By Dan Orlando
Investment sales powerhouse Bob Knakal yesterday (Tuesday) called on the city’s developers to work with the de Blasio administration to build homes for “the people who make this city run.ˮ
Speaking at a seminar at the NYSSCPA Real Estate Committee open house on Wall Street, Knakal said New York must be able to house workers who survive on salaries that hover around $50,000 if it intends to continue being a highly sought-after market. He noted that the current 421a tax exemption offered to builders is “a very good opportunity.”
But he said the program needs to be re-set to truly benefit New York. “A reconstitution of the 421a program would help produce tens of thousands of affordable units,” said Knakal.

The 421a exemption incentivizes developers to build a 20/80 ratio of affordable and market rate homes in exchange for deeply slashed tax rates.
The discounted taxes increase by 20 percent every two years over the course of a decade until the property owner is no longer receiving a break.
According to the New York Times, a luxury two-bedroom at the Orion on 42nd Street cost the owner less than $40 per month in 2007 but, by 2011, his exemptions began to decrease and the unit’s taxes climbed past $370 per month.

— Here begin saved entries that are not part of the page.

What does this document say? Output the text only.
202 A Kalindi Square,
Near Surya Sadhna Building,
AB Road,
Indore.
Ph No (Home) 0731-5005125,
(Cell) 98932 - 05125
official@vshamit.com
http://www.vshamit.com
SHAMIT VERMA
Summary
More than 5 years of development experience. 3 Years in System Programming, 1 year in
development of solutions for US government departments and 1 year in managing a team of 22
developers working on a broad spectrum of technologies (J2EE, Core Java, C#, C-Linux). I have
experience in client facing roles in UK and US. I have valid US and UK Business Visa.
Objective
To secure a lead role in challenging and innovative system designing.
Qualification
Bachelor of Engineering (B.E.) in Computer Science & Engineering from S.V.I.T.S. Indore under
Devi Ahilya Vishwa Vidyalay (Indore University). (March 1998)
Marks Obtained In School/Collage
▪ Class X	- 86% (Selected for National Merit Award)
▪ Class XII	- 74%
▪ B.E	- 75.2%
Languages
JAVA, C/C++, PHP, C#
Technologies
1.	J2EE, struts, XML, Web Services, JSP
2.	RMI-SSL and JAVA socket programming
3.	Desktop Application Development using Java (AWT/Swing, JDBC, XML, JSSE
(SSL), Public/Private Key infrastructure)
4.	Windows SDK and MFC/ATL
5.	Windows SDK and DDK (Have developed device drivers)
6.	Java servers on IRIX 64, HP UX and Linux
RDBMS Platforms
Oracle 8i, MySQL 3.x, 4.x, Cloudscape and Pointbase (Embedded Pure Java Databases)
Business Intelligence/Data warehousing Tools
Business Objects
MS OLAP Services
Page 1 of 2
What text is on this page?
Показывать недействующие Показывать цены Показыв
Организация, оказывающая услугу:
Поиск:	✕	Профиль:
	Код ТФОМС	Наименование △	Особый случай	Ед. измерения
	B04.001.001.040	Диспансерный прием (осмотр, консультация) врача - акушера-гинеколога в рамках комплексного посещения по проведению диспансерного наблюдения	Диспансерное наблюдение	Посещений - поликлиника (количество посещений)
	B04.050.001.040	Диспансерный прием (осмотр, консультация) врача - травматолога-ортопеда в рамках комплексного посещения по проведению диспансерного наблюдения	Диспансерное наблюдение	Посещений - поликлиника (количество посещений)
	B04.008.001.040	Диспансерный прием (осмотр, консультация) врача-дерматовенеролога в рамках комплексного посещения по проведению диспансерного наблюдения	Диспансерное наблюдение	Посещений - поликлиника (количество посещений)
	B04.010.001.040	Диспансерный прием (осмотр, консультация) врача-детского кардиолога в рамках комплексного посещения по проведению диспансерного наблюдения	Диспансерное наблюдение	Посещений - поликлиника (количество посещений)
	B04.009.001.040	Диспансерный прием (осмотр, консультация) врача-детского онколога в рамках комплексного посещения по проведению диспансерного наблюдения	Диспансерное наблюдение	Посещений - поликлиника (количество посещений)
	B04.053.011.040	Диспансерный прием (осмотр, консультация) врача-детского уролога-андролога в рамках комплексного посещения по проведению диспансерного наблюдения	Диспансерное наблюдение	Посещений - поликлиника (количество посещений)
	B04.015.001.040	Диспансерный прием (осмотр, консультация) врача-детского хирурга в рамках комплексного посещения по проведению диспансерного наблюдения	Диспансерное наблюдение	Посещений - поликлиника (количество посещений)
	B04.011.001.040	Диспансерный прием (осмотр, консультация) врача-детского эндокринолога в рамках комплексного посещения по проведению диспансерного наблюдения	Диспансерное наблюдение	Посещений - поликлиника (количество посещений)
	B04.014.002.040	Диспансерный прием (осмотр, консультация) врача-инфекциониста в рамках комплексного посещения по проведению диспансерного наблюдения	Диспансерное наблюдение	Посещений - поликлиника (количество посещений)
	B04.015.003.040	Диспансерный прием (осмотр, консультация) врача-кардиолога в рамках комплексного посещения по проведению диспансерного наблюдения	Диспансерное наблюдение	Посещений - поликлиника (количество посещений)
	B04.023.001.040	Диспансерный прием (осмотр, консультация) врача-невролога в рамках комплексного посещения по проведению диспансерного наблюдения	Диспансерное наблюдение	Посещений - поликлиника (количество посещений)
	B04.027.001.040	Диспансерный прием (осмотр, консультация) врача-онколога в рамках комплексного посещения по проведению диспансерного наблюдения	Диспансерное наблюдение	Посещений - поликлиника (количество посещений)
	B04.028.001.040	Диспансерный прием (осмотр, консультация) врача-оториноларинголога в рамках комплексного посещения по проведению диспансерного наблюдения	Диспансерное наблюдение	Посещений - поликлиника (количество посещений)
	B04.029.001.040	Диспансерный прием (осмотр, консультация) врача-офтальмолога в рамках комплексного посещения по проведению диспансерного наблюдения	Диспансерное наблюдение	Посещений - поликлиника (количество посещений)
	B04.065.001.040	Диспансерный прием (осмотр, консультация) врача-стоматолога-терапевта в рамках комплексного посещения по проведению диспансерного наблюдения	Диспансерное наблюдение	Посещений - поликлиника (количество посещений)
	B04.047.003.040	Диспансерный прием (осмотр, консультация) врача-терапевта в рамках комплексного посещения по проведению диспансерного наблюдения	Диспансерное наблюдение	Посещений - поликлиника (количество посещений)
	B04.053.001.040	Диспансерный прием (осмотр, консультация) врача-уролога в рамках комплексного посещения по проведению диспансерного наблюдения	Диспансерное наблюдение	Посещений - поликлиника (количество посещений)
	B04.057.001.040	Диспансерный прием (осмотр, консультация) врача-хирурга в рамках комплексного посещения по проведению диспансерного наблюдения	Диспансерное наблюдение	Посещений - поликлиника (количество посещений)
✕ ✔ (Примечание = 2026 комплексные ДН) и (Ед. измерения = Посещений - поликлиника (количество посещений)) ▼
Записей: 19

The eventual escalators and the finite shelf-life of the exemption is an issue that has hampered its value in some potential investor’s eyes, according to Knakal, who suggested expanding the level of incentive to encourage more affordable development.
Knakal has long advocated that the 421a program in its current form should be returned to its original state, which allowed developers to “trade” in tax certificates that were generated by builders of affordable homes.

Market rate builders could buy the certificates and, accommodating the 80/20 principal, apply the tax rebate to a new development on their site.
“All the city has to do is to provide the proper density bonuses and the private sector will build all the affordable units we need,” said the chairman of Massey Kanakal.
” If elected officials understood the revenue implications and economics behind the program, rather than looking at wealthy New Yorkers who may get a temporary tax break, they would fully support this mechanism which has added dramatically to our stock of affordable units”.